Understand, Lundquist was not looking at the church institutionally. He was not looking from the vantage point of church development or theological definition. He was not focused on organizational leadership. His concern was personal. It was pastoral. And it was practical. He was intent on a deeper spirituality for himself and for the sake of the flock. He saw that Christians need these times of intimacy with Jesus—times of silence and solitude—if we are to enter into his friendship and follow him.

On Lundquist, Griffin relies heavily on her reading of The Baptist Pietist Clarion, a newsletter put out by one of our co-editors, G. William Carlson. You can find most back issues here in PDF form.

These Pietist emphases on love, inwardness, conversion, transforming grace, and personal devotion continue to echo for Griffin in the history of other renewal movements (Wesleyans, medieval mystics, Quakers, the Charismatic movement, Renovaré itself), but the theme of “Christian friendship” moves to the center as she looks to more recent ecumenical efforts, such as those seeking to bridge the gap between Canterbury and Rome. (She notes Walter Cardinal Kasper’s address to the Anglican Lambeth conference in 2008, the 2006 meeting between Pope Benedict XVI and Rowan Williams, Archbishop of Canterbury, and the 1995 encyclical of John Paul II, Ut unum sint.)

Avery Cardinal Dulles
Avery Cardinal Dulles (1918-2008) – Fordham University

Griffin’s guide to such ecumenical dialogues is the great American convert to Catholicism Avery Cardinal Dulles, who (in Griffin’s view) was less concerned with the “church as institution” than as mystical communion, herald, servant, sacrament, and community of disciples. As such, he came to propose a less institutional ecumenism towards the end of his life, in a 2007 article for First Things that Griffin quotes: “To surmount the remaining barriers we need a method… that invites a deeper conversion on the part of the churches themselves…. an ecumenism of mutual enrichment by means of testimony.”

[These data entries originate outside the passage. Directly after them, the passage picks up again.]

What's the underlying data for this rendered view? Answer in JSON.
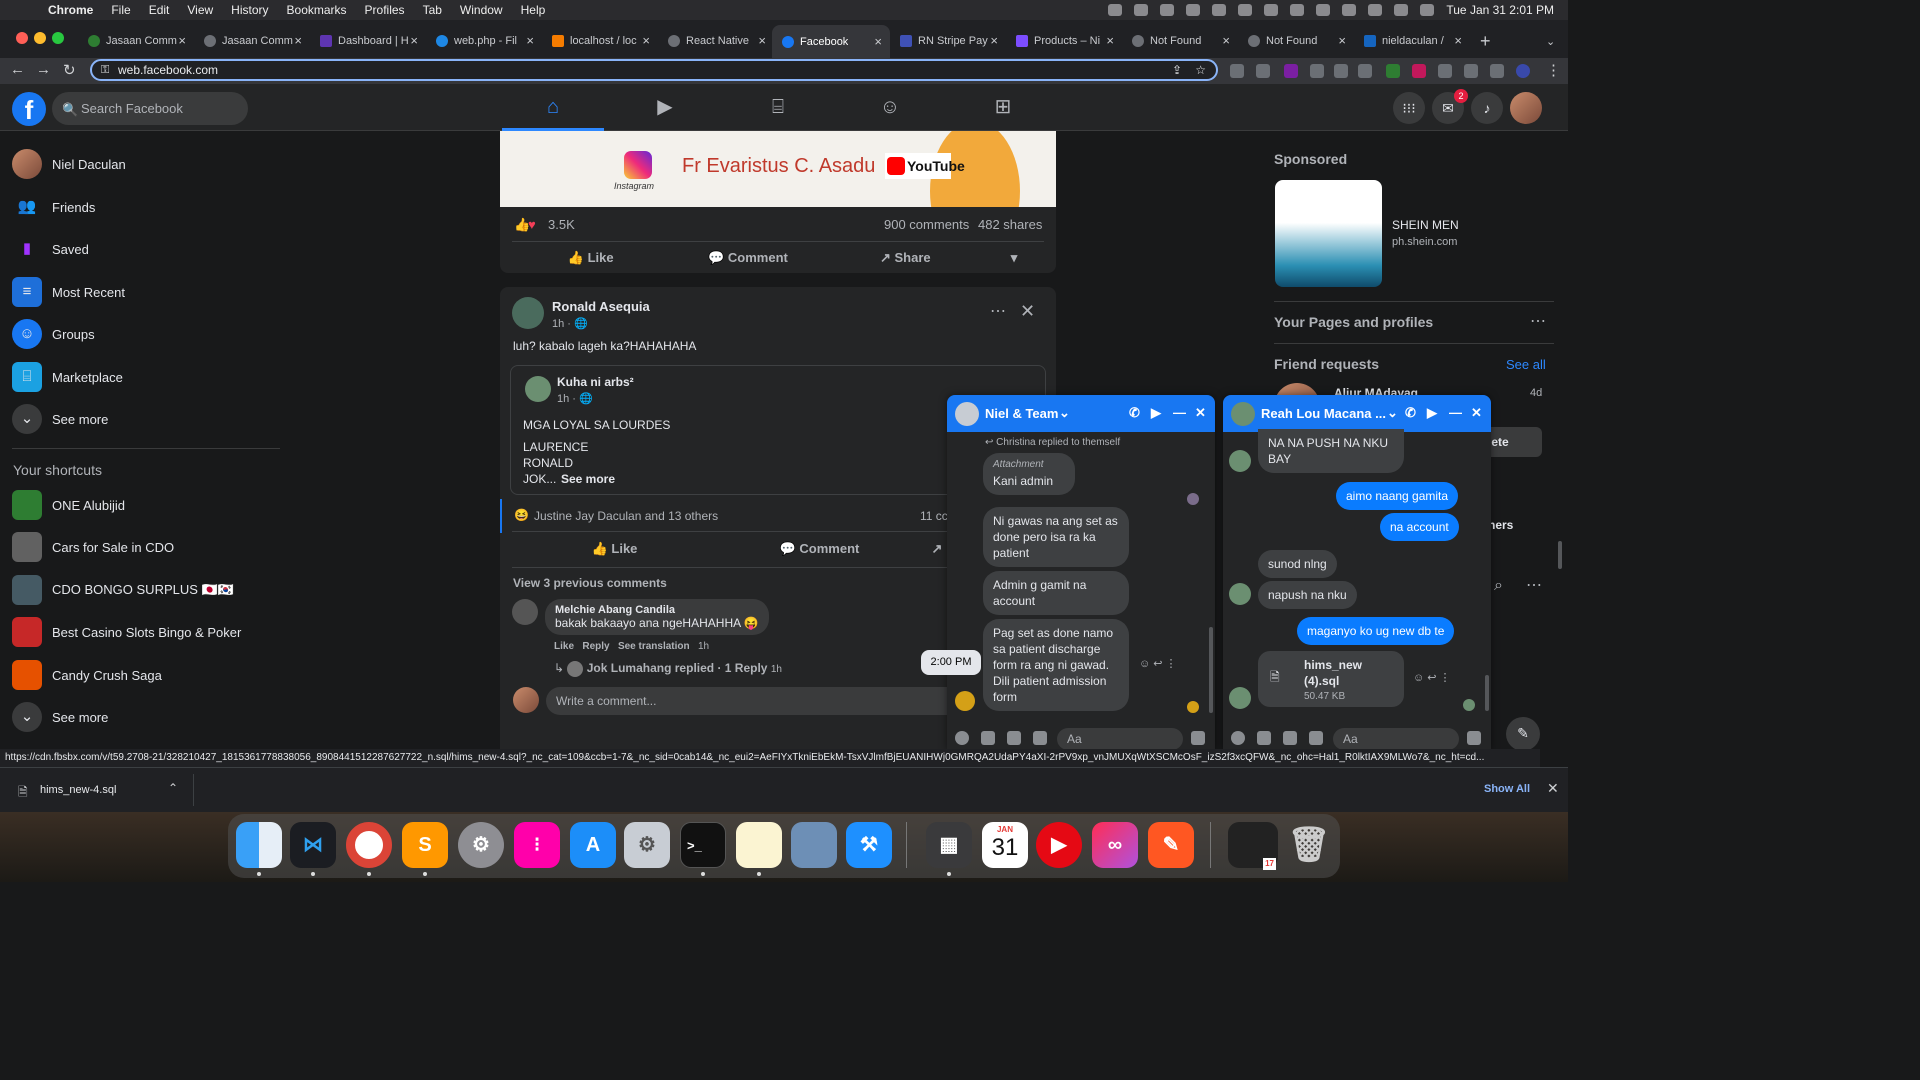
{
  "macos": {
    "app": "Chrome",
    "menus": [
      "File",
      "Edit",
      "View",
      "History",
      "Bookmarks",
      "Profiles",
      "Tab",
      "Window",
      "Help"
    ],
    "clock": "Tue Jan 31  2:01 PM"
  },
  "browser": {
    "tabs": [
      {
        "label": "Jasaan Comm",
        "active": false
      },
      {
        "label": "Jasaan Comm",
        "active": false
      },
      {
        "label": "Dashboard | H",
        "active": false
      },
      {
        "label": "web.php - Fil",
        "active": false
      },
      {
        "label": "localhost / loc",
        "active": false
      },
      {
        "label": "React Native",
        "active": false
      },
      {
        "label": "Facebook",
        "active": true
      },
      {
        "label": "RN Stripe Pay",
        "active": false
      },
      {
        "label": "Products – Ni",
        "active": false
      },
      {
        "label": "Not Found",
        "active": false
      },
      {
        "label": "Not Found",
        "active": false
      },
      {
        "label": "nieldaculan /",
        "active": false
      }
    ],
    "url": "web.facebook.com",
    "status_url": "https://cdn.fbsbx.com/v/t59.2708-21/328210427_1815361778838056_8908441512287627722_n.sql/hims_new-4.sql?_nc_cat=109&ccb=1-7&_nc_sid=0cab14&_nc_eui2=AeFIYxTkniEbEkM-TsxVJlmfBjEUANIHWj0GMRQA2UdaPY4aXI-2rPV9xp_vnJMUXqWtXSCMcOsF_izS2f3xcQFW&_nc_ohc=Hal1_R0lktIAX9MLWo7&_nc_ht=cd...",
    "download_file": "hims_new-4.sql",
    "show_all": "Show All"
  },
  "facebook": {
    "search_placeholder": "Search Facebook",
    "messenger_badge": "2",
    "sidebar": [
      {
        "label": "Niel Daculan",
        "icon": "avatar"
      },
      {
        "label": "Friends",
        "icon": "friends-icon"
      },
      {
        "label": "Saved",
        "icon": "bookmark-icon"
      },
      {
        "label": "Most Recent",
        "icon": "feed-icon"
      },
      {
        "label": "Groups",
        "icon": "groups-icon"
      },
      {
        "label": "Marketplace",
        "icon": "store-icon"
      },
      {
        "label": "See more",
        "icon": "chevron-down-icon"
      }
    ],
    "shortcuts_title": "Your shortcuts",
    "shortcuts": [
      {
        "label": "ONE Alubijid"
      },
      {
        "label": "Cars for Sale in CDO"
      },
      {
        "label": "CDO BONGO SURPLUS 🇯🇵🇰🇷"
      },
      {
        "label": "Best Casino Slots Bingo & Poker"
      },
      {
        "label": "Candy Crush Saga"
      },
      {
        "label": "See more"
      }
    ],
    "post1": {
      "banner_name": "Fr Evaristus C. Asadu",
      "instagram_label": "Instagram",
      "youtube_label": "YouTube",
      "reactions": "3.5K",
      "comments": "900 comments",
      "shares": "482 shares",
      "like": "Like",
      "comment": "Comment",
      "share": "Share"
    },
    "post2": {
      "author": "Ronald Asequia",
      "time": "1h · 🌐",
      "text": "luh? kabalo lageh ka?HAHAHAHA",
      "shared_author": "Kuha ni arbs²",
      "shared_time": "1h · 🌐",
      "shared_line1": "MGA LOYAL SA LOURDES",
      "shared_line2": "LAURENCE",
      "shared_line3": "RONALD",
      "shared_line4": "JOK...",
      "see_more": "See more",
      "reactors": "Justine Jay Daculan and 13 others",
      "comments_count": "11 cc",
      "like": "Like",
      "comment": "Comment",
      "view_previous": "View 3 previous comments",
      "c_author": "Melchie Abang Candila",
      "c_text": "bakak bakaayo ana ngeHAHAHHA 😝",
      "c_like": "Like",
      "c_reply": "Reply",
      "c_translate": "See translation",
      "c_time": "1h",
      "reply_summary": "Jok Lumahang replied · 1 Reply",
      "reply_time": "1h",
      "write_placeholder": "Write a comment..."
    },
    "right": {
      "sponsored": "Sponsored",
      "ad_title": "SHEIN MEN",
      "ad_domain": "ph.shein.com",
      "pages_title": "Your Pages and profiles",
      "friend_requests": "Friend requests",
      "see_all": "See all",
      "request_name": "Aljur MAdayag",
      "request_time": "4d",
      "delete_partial": "lete",
      "others_partial": "hers"
    },
    "chat1": {
      "name": "Niel & Team",
      "replied_note": "↩ Christina replied to themself",
      "attachment": "Attachment",
      "messages": [
        "Kani admin",
        "Ni gawas na ang set as done pero isa ra ka patient",
        "Admin g gamit na account",
        "Pag set as done namo sa patient discharge form ra ang ni gawad. Dili patient admission form"
      ],
      "timestamp": "2:00 PM",
      "input": "Aa"
    },
    "chat2": {
      "name": "Reah Lou Macana ...",
      "in1": "NA NA PUSH NA NKU BAY",
      "out1": "aimo naang gamita",
      "out2": "na account",
      "in2": "sunod nlng",
      "in3": "napush na nku",
      "out3": "maganyo ko ug new db te",
      "file_name": "hims_new (4).sql",
      "file_size": "50.47 KB",
      "input": "Aa"
    }
  },
  "dock": {
    "calendar_month": "JAN",
    "calendar_day": "31",
    "badge": "17"
  },
  "colors": {
    "fb_blue": "#1877f2",
    "bg": "#18191a",
    "card": "#242526"
  }
}
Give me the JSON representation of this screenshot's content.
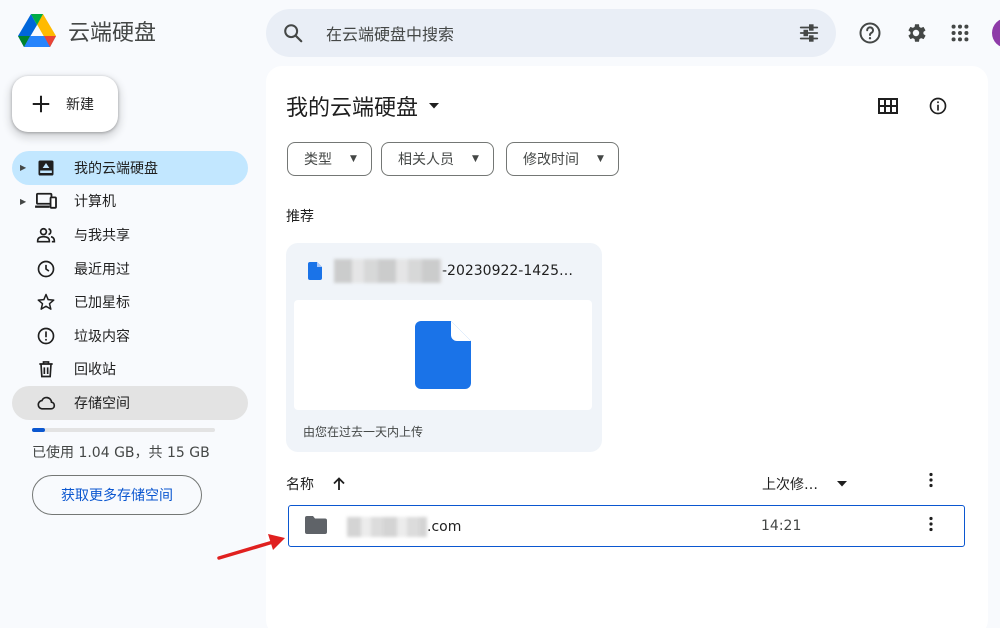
{
  "app": {
    "title": "云端硬盘"
  },
  "search": {
    "placeholder": "在云端硬盘中搜索"
  },
  "sidebar": {
    "new_label": "新建",
    "items": [
      {
        "label": "我的云端硬盘",
        "icon": "my-drive-icon"
      },
      {
        "label": "计算机",
        "icon": "computers-icon"
      },
      {
        "label": "与我共享",
        "icon": "shared-icon"
      },
      {
        "label": "最近用过",
        "icon": "recent-icon"
      },
      {
        "label": "已加星标",
        "icon": "star-icon"
      },
      {
        "label": "垃圾内容",
        "icon": "spam-icon"
      },
      {
        "label": "回收站",
        "icon": "trash-icon"
      },
      {
        "label": "存储空间",
        "icon": "cloud-icon"
      }
    ],
    "storage_used_fraction": 0.07,
    "storage_text": "已使用 1.04 GB，共 15 GB",
    "get_storage_label": "获取更多存储空间"
  },
  "main": {
    "title": "我的云端硬盘",
    "filters": [
      "类型",
      "相关人员",
      "修改时间"
    ],
    "suggested_label": "推荐",
    "card": {
      "name_suffix": "-20230922-1425…",
      "footer": "由您在过去一天内上传"
    },
    "list": {
      "col_name": "名称",
      "col_modified": "上次修…",
      "rows": [
        {
          "name_suffix": ".com",
          "modified": "14:21"
        }
      ]
    }
  },
  "colors": {
    "accent": "#0b57d0",
    "active_bg": "#c2e7ff",
    "annotation_arrow": "#e0201f"
  }
}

Beyond the kinds of dialogues involving scholars and clergy in which Dulles participated, Griffin especially encourages a grassroots “exchange of gifts” through study of devotional writings from multiple traditions. (See the edited collections linked above.) “What does this kind of reading do? It does not deliberate on the divisions in Christianity. Instead it speaks to the heart and encourages a deeper conversion of heart. This deeper conversion shows us what we hold in common. This deeper conversion is what is needed to make a way forward in piety and reconciliation.”

She closes by wishing on the reader “the gift of piety… the gift and grace of reconciliation” and by inviting us “to a further mending of the broken body, a piety of hope and reconciliation,” closing with these words from John Wesley: “If your heart beats with my heart in love and loyalty to Jesus Christ, then take my hand.”